Mintz died in February at the age of 90, according to the Writer’s Guild West In Memoriam 2020 page.

1963: The Outer Limits tackles espionage

Episode title card for The Hundred Days of the Dragon

Episode title card for The Hundred Days of the Dragon

The Outer Limits is one of the leading examples of a cult television show. It only lasted a season and a half on ABC. In fact a revival on cable television lasted seven years (1995-2002), far longer than the orignal.

Yet, the first version, created by Leslie Stevens, remains fondly remembered. The anthology series emphasized science fiction, although the first season usually featured “the Bear,” the production crew’s nickname for a monster.

The show’s second episode, The Hundred Days of the Dragon, mixed espionage and science fiction, but with no “bear.”

An Asian nation hostile to U.S. interests has developed a serum that turns human tissue pliable for short period of time. The nation’s leader, Li-Chin Sung (Richard Loo) intends to make use of the scientific breakthrough.

One of the nation’s operatives has the same physical dimensions as William Lyons Selby (Sidney Blackmer), the leading American candidate for president who is almost certain to be elected. The operative has even had a finger removed because Selby lost a finger in a hunting accident.

The serum is injected into the operative.

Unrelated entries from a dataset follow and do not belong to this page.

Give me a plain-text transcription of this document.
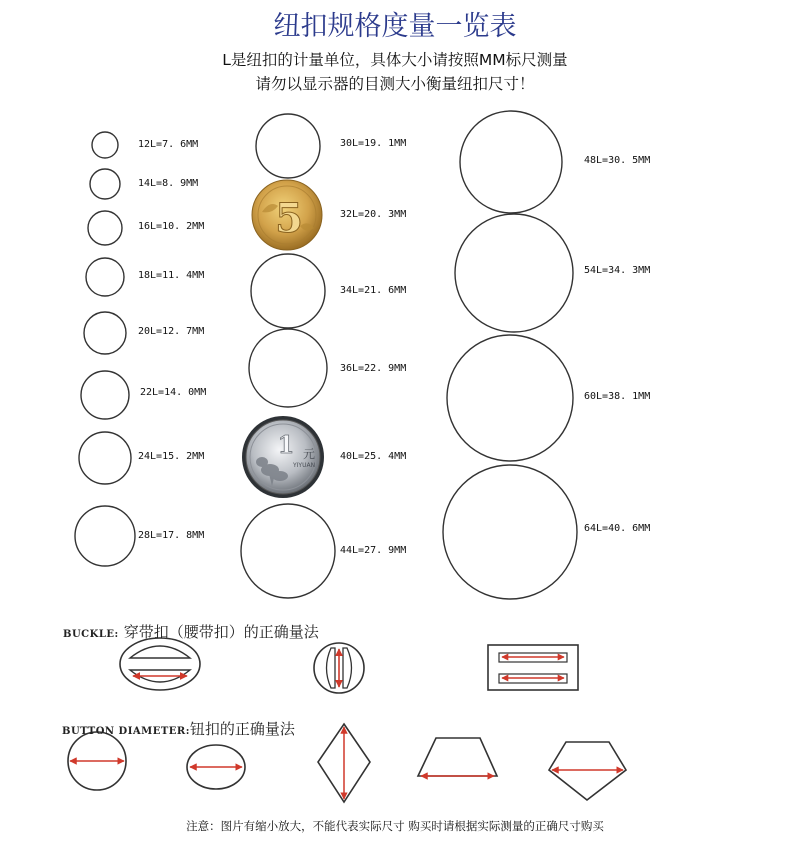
纽扣规格度量一览表
L是纽扣的计量单位，具体大小请按照MM标尺测量
请勿以显示器的目测大小衡量纽扣尺寸！
5
1 元
YIYUAN
12L=7. 6MM
14L=8. 9MM
16L=10. 2MM
18L=11. 4MM
20L=12. 7MM
22L=14. 0MM
24L=15. 2MM
28L=17. 8MM
30L=19. 1MM
32L=20. 3MM
34L=21. 6MM
36L=22. 9MM
40L=25. 4MM
44L=27. 9MM
48L=30. 5MM
54L=34. 3MM
60L=38. 1MM
64L=40. 6MM
BUCKLE: 穿带扣（腰带扣）的正确量法
BUTTON DIAMETER:钮扣的正确量法
注意：图片有缩小放大，不能代表实际尺寸 购买时请根据实际测量的正确尺寸购买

Once his skin becomes pliable, a mold of Selby’s face is pressed upon his face. The agent can now pass for the American candidate. Naturally, he’s already had voice training and can mimic Selby’s voice.

Later, in the United States, the agent assassinates Selby. He uses the serum on Selby and uses a mold to make him look like someone else. The agent again ingests the serum to make him look like Selby.

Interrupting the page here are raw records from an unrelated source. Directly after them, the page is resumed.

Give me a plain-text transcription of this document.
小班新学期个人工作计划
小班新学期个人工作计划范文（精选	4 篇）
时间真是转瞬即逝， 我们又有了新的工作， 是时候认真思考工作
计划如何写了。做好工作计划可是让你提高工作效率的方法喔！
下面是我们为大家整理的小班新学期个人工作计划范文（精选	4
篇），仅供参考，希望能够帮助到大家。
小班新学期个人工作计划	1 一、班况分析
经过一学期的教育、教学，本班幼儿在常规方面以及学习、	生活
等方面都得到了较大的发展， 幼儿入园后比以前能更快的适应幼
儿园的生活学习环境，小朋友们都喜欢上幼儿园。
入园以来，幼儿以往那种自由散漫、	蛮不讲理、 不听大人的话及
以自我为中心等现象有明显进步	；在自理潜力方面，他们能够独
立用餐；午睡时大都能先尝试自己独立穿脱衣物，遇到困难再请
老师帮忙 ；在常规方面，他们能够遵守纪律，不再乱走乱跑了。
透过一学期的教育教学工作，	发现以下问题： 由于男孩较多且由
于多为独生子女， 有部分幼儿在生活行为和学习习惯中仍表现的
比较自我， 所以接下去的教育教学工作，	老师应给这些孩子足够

Selby’s double is elected president. Eventually, the new vice president, Ted Pearson (Philip Pine), suspects something is up. The double intends to replace other U.S. with doubles.

The episode was written by Allan Balter and Robert Mintz. Balter would form a partnership with William Read Woodfield and the pair would write key episodes during the first three episodes of Mission: Impossible.

When first broadcast on Sept. 23, 1963, viewers no doubt felt they had just watched some escapist television. Less than two months later, President John F. Kennedy was assassinated for real, although no science fiction serum was involved.

Looking back, the main weakness of the episode is the ease the operative assassinates Selby. There should have been a lot more security around. Still, for its day, The Hundred Days of the Dragon is suspenseful and sells you on the science fiction involved.

Vice President Pearson gets revenge for the operative who assassinated Selby.

Vice President Pearson gets revenge for the killing of Selby.

At the end, the conspiracy has been broken. We see another apprehended agent who looks exactly like Vice President Pearson. U.S. officials also now have samples of the serum.

Pearson injects Selby’s double one more time with the serum. In an act of vengeance, Pearson disfigures the killer’s face.

However, Pearson’s vengeance only goes so far. A military aide tells the now-president a nuclear strike can be made immediately. Pearson declines, because it would only start a war with no victors.

One of the highlights of the episode was the score by Dominic Frontiere, composer for the first season and a production executive for the series. More than a half-century later, The Hundred Days of the Dragon remains a memorable entry for The Outer Limits.